La tête et les épaules
Au sein du Judo Club Escales à Argenteuil, avec Ahcène Goudjil, le coach qui a révélé Clarisse Agbégnénou, l’ex-directeur du haut niveau en France polit sa pépite. « On l’a accompagnée pour qu’elle prenne conscience des exigences. Avec Clarisse et son caractère de cochon, il y avait des ‘non’ qui ne passaient pas, mais ils étaient importants dans sa construction. Parfois, j’étais même très dur ! »

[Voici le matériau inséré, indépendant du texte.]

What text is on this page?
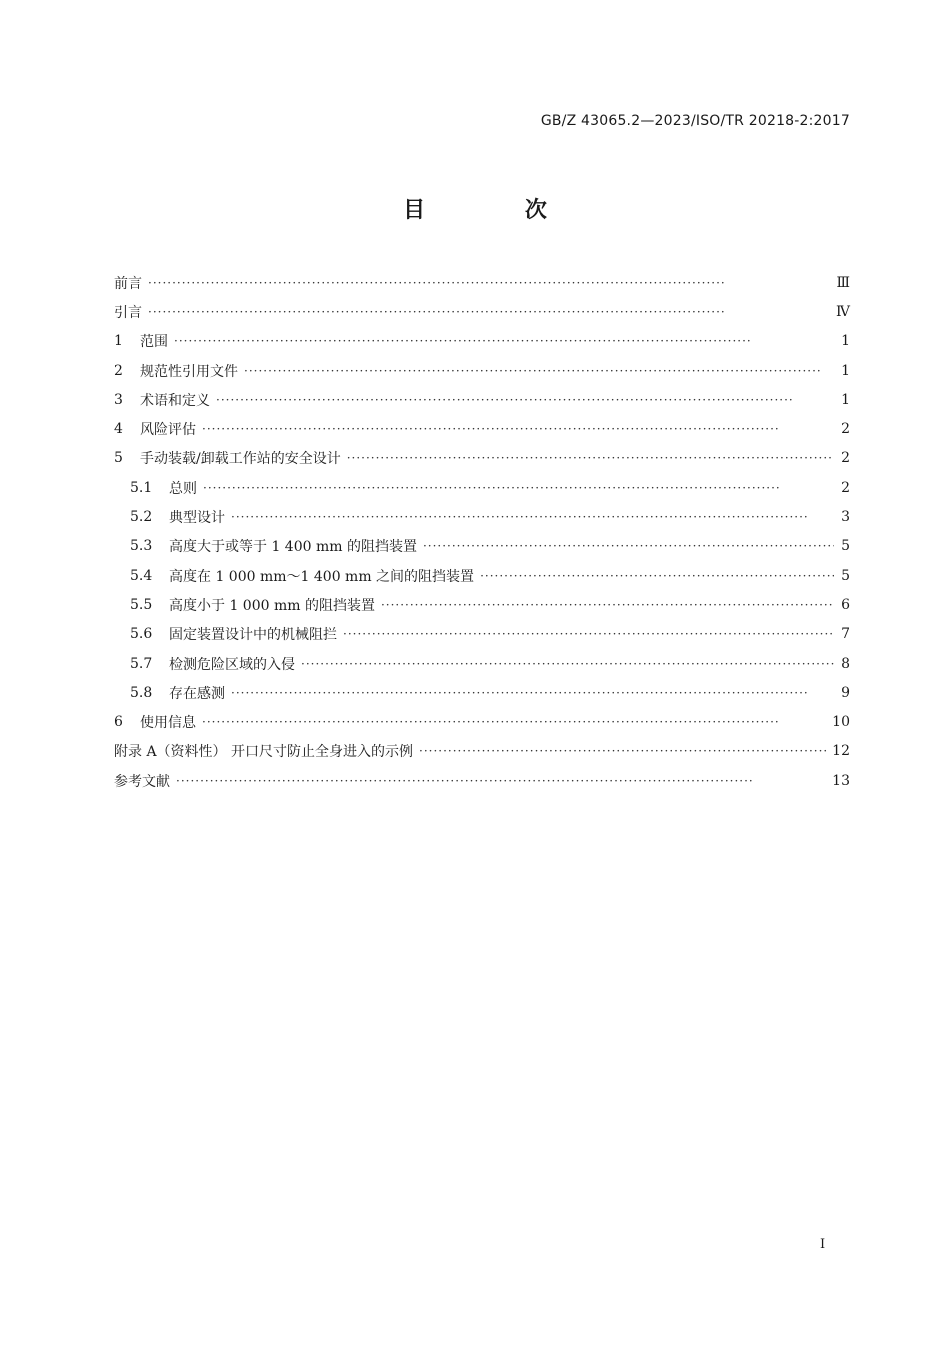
GB/Z 43065.2—2023/ISO/TR 20218-2:2017
目 次
前言 ·····	Ⅲ
引言 ·····	Ⅳ
1	范围 ·····	1
2	规范性引用文件 ·····	1
3	术语和定义 ·····	1
4	风险评估 ·····	2
5	手动装载/卸载工作站的安全设计 ·····	2
5.1	总则 ·····	2
5.2	典型设计 ·····	3
5.3	高度大于或等于 1 400 mm 的阻挡装置 ·····	5
5.4	高度在 1 000 mm～1 400 mm 之间的阻挡装置 ·····	5
5.5	高度小于 1 000 mm 的阻挡装置 ·····	6
5.6	固定装置设计中的机械阻拦 ·····	7
5.7	检测危险区域的入侵 ·····	8
5.8	存在感测 ·····	9
6	使用信息 ·····	10
附录 A（资料性） 开口尺寸防止全身进入的示例 ·····	12
参考文献 ·····	13
I
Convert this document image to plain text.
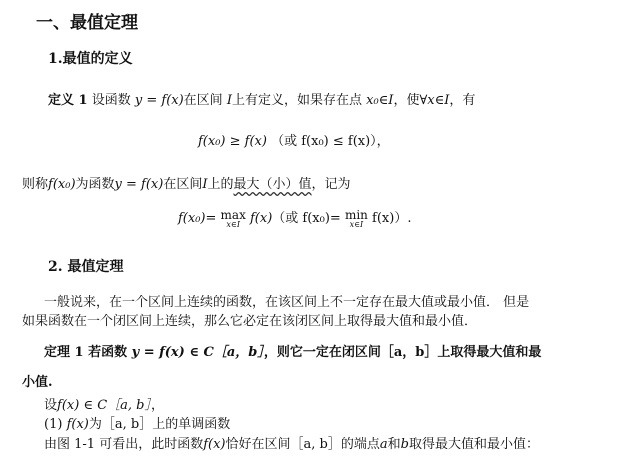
一、最值定理
1.最值的定义
定义 1 设函数 y = f(x)在区间 I上有定义，如果存在点 x₀∈I，使∀x∈I，有
f(x₀) ≥ f(x) （或 f(x₀) ≤ f(x)），
则称f(x₀)为函数y = f(x)在区间I上的最大（小）值，记为
f(x₀)= max
x∈I f(x)（或 f(x₀)= min
x∈I f(x)）.
2. 最值定理
一般说来，在一个区间上连续的函数，在该区间上不一定存在最大值或最小值． 但是
如果函数在一个闭区间上连续，那么它必定在该闭区间上取得最大值和最小值．
定理 1 若函数 y = f(x) ∈ C［a，b］，则它一定在闭区间［a，b］上取得最大值和最
小值.
设f(x) ∈ C［a, b］，
(1) f(x)为［a, b］上的单调函数
由图 1-1 可看出，此时函数f(x)恰好在区间［a, b］的端点a和b取得最大值和最小值：
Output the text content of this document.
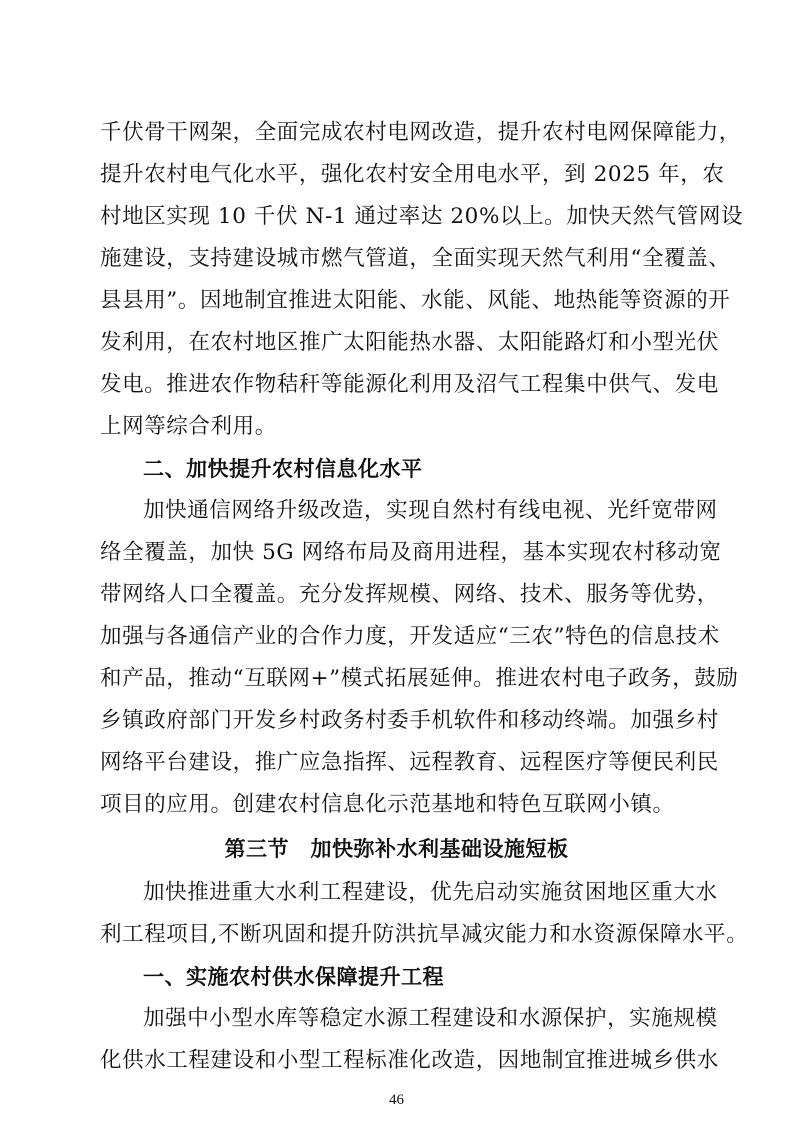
千伏骨干网架，全面完成农村电网改造，提升农村电网保障能力，
提升农村电气化水平，强化农村安全用电水平，到 2025 年，农
村地区实现 10 千伏 N-1 通过率达 20%以上。加快天然气管网设
施建设，支持建设城市燃气管道，全面实现天然气利用“全覆盖、
县县用”。因地制宜推进太阳能、水能、风能、地热能等资源的开
发利用，在农村地区推广太阳能热水器、太阳能路灯和小型光伏
发电。推进农作物秸秆等能源化利用及沼气工程集中供气、发电
上网等综合利用。
二、加快提升农村信息化水平
加快通信网络升级改造，实现自然村有线电视、光纤宽带网
络全覆盖，加快 5G 网络布局及商用进程，基本实现农村移动宽
带网络人口全覆盖。充分发挥规模、网络、技术、服务等优势，
加强与各通信产业的合作力度，开发适应“三农”特色的信息技术
和产品，推动“互联网+”模式拓展延伸。推进农村电子政务，鼓励
乡镇政府部门开发乡村政务村委手机软件和移动终端。加强乡村
网络平台建设，推广应急指挥、远程教育、远程医疗等便民利民
项目的应用。创建农村信息化示范基地和特色互联网小镇。
第三节　加快弥补水利基础设施短板
加快推进重大水利工程建设，优先启动实施贫困地区重大水
利工程项目,不断巩固和提升防洪抗旱减灾能力和水资源保障水平。
一、实施农村供水保障提升工程
加强中小型水库等稳定水源工程建设和水源保护，实施规模
化供水工程建设和小型工程标准化改造，因地制宜推进城乡供水
46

Cette exigence, elle apparaît dès la pesée. Dans le judo, comme dans l’ensemble des sports de combat, le poids est un ennemi qu’il faut savoir apprivoiser. Alors âgée de 19 ans, Clarisse Agbégnénou en fait l’amère expérience. Pour 300 grammes, elle manque la pesée lors du Masters d’Almaty en 2012, sa dernière chance pour espérer déloger Gévrise Emane en vue des JO à Londres. « Quand t’es jeune, c’est récurrent, c’est le poids qui va demander le plus d’autonomie, explique Larbi Benboudaoud. Quand je suis avec elle, je peux lui dire quoi faire, mais à la maison quand elle va ouvrir les placards et qu’elle mange des Kinder Bueno, ça ne peut pas marcher.«
« Clarisse est puissante et elle possède un gros cardio à l’image de sa finale mondiale en 2019. La fille, elle tient onze minutes de combat et elle ne craque pas. Son moteur c’est sa tête, son corps c’est sa carrosserie. Et c’est de la folie. »Larbi Benboudaoud, ex-coach de Clarisse Agbegnenou
La jeune Française encaisse et apprend. « Elle a gagné en autonomie avec le temps. Une fois qu’elle a compris les bienfaits, elle n’avait plus besoin de nos conseils. Aujourd’hui, c’est elle qui va t’apprendre à bien manger », en rigole son ex-coach. Car la force de la championne olympique en titre, c’est sa capacité de résilience.
Le prix de l’or
Et comme toute championne de sa stature, la Française a besoin de se jauger. Malgré les réticences de son entraîneur, elle s’entraîne régulièrement avec des hommes pour mieux se défier. Des titres mondiaux à la pelle, une suprématie sur l’Europe… Il ne manque à Clarisse que le sommet de l’Olympe.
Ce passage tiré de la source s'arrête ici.